Among the works that aroused the fury of religious conservatives was an icon into which visitors could insert their own faces, and a figure of Christ superimposed on a Coca-Cola logo with the words "This is my blood."
"This is a frightening and dangerous precedent ... a very dangerous precedent for culture and civil society, because the court found contemporary art criminally liable," Samodurov said after the ruling.
"Our work is ahead of us [on appeal], because we must secure a full acquittal. Otherwise, culture in our country will be forever locked inside a frame of religion, and all painters, museum and art gallery experts will approach their work with fear," he said.
The verdict comes at a time of rising influence of the Orthodox Church, which is seen by many Russians as an institution of national identity -- though President Vladimir V. Putin, himself an active practitioner, has emphasized freedom for all religions. About 71% of Russians consider themselves Orthodox believers.

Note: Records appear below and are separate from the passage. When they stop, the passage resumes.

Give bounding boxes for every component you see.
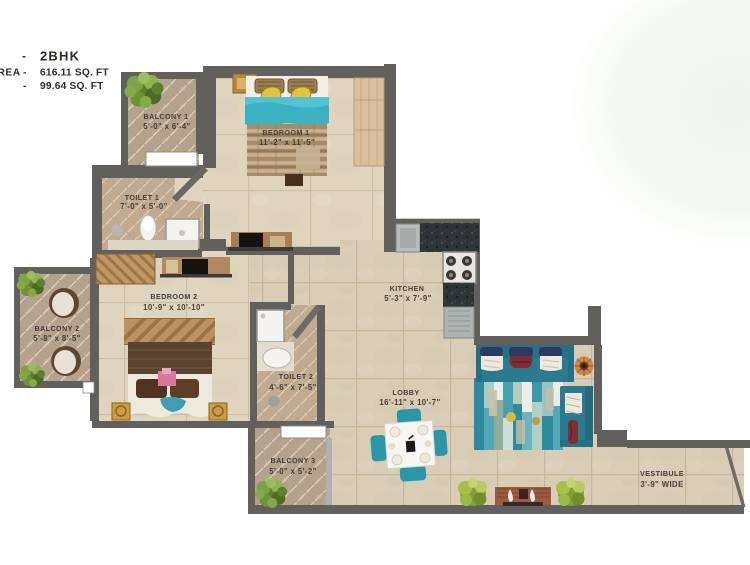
svg-text:10'-9" x 10'-10": 10'-9" x 10'-10" bbox=[143, 303, 205, 312]
svg-text:-: - bbox=[23, 80, 27, 92]
svg-text:2BHK: 2BHK bbox=[40, 49, 80, 64]
svg-text:5'-0" x 5'-2": 5'-0" x 5'-2" bbox=[269, 467, 317, 476]
svg-text:5'-3" x 7'-9": 5'-3" x 7'-9" bbox=[384, 294, 432, 303]
svg-text:LOBBY: LOBBY bbox=[392, 388, 419, 397]
svg-text:99.64 SQ. FT: 99.64 SQ. FT bbox=[40, 81, 104, 92]
svg-text:616.11 SQ. FT: 616.11 SQ. FT bbox=[40, 68, 109, 79]
svg-text:TOILET 1: TOILET 1 bbox=[125, 193, 160, 202]
svg-text:3'-9" WIDE: 3'-9" WIDE bbox=[640, 480, 683, 489]
svg-text:TOILET 2: TOILET 2 bbox=[279, 372, 314, 381]
svg-text:-: - bbox=[23, 67, 27, 79]
svg-text:VESTIBULE: VESTIBULE bbox=[640, 469, 684, 478]
svg-text:11'-2" x 11'-5": 11'-2" x 11'-5" bbox=[259, 138, 315, 147]
svg-text:AREA: AREA bbox=[0, 68, 21, 79]
svg-text:BALCONY 1: BALCONY 1 bbox=[143, 112, 188, 121]
svg-text:-: - bbox=[22, 49, 26, 63]
svg-text:BALCONY 2: BALCONY 2 bbox=[34, 324, 79, 333]
svg-text:BALCONY 3: BALCONY 3 bbox=[270, 456, 315, 465]
svg-text:5'-8" x 8'-5": 5'-8" x 8'-5" bbox=[33, 334, 81, 343]
svg-text:BEDROOM 2: BEDROOM 2 bbox=[150, 292, 197, 301]
svg-text:BEDROOM 1: BEDROOM 1 bbox=[262, 128, 309, 137]
svg-text:KITCHEN: KITCHEN bbox=[390, 284, 425, 293]
svg-text:16'-11" x 10'-7": 16'-11" x 10'-7" bbox=[379, 398, 440, 407]
svg-text:7'-0" x 5'-0": 7'-0" x 5'-0" bbox=[120, 202, 168, 211]
svg-text:5'-0" x 6'-4": 5'-0" x 6'-4" bbox=[143, 122, 191, 131]
svg-text:4'-6" x 7'-5": 4'-6" x 7'-5" bbox=[269, 383, 317, 392]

Archpriest Vladimir Pereslegin, a cleric with the Moscow patriarchy who led a group of hymn-singing protesters outside the courthouse, pronounced satisfaction with the verdict but not the relatively lenient sentence.
"Not only in the eyes of God, but also in the eyes of society and the eyes of the legitimate judicial authorities, Samodurov and his accomplices have been pronounced criminal offenders in full view of the criminal code of this country," Pereslegin said.
"But the lenience of the sentence handed down makes all nonpartisan people to feel perplexed and indignant," the priest said. "It was a crime against society, and it was not just some art objects which were desecrated, but real sacred objects."
The Orthodox Church, in an official statement, described the verdict as fair.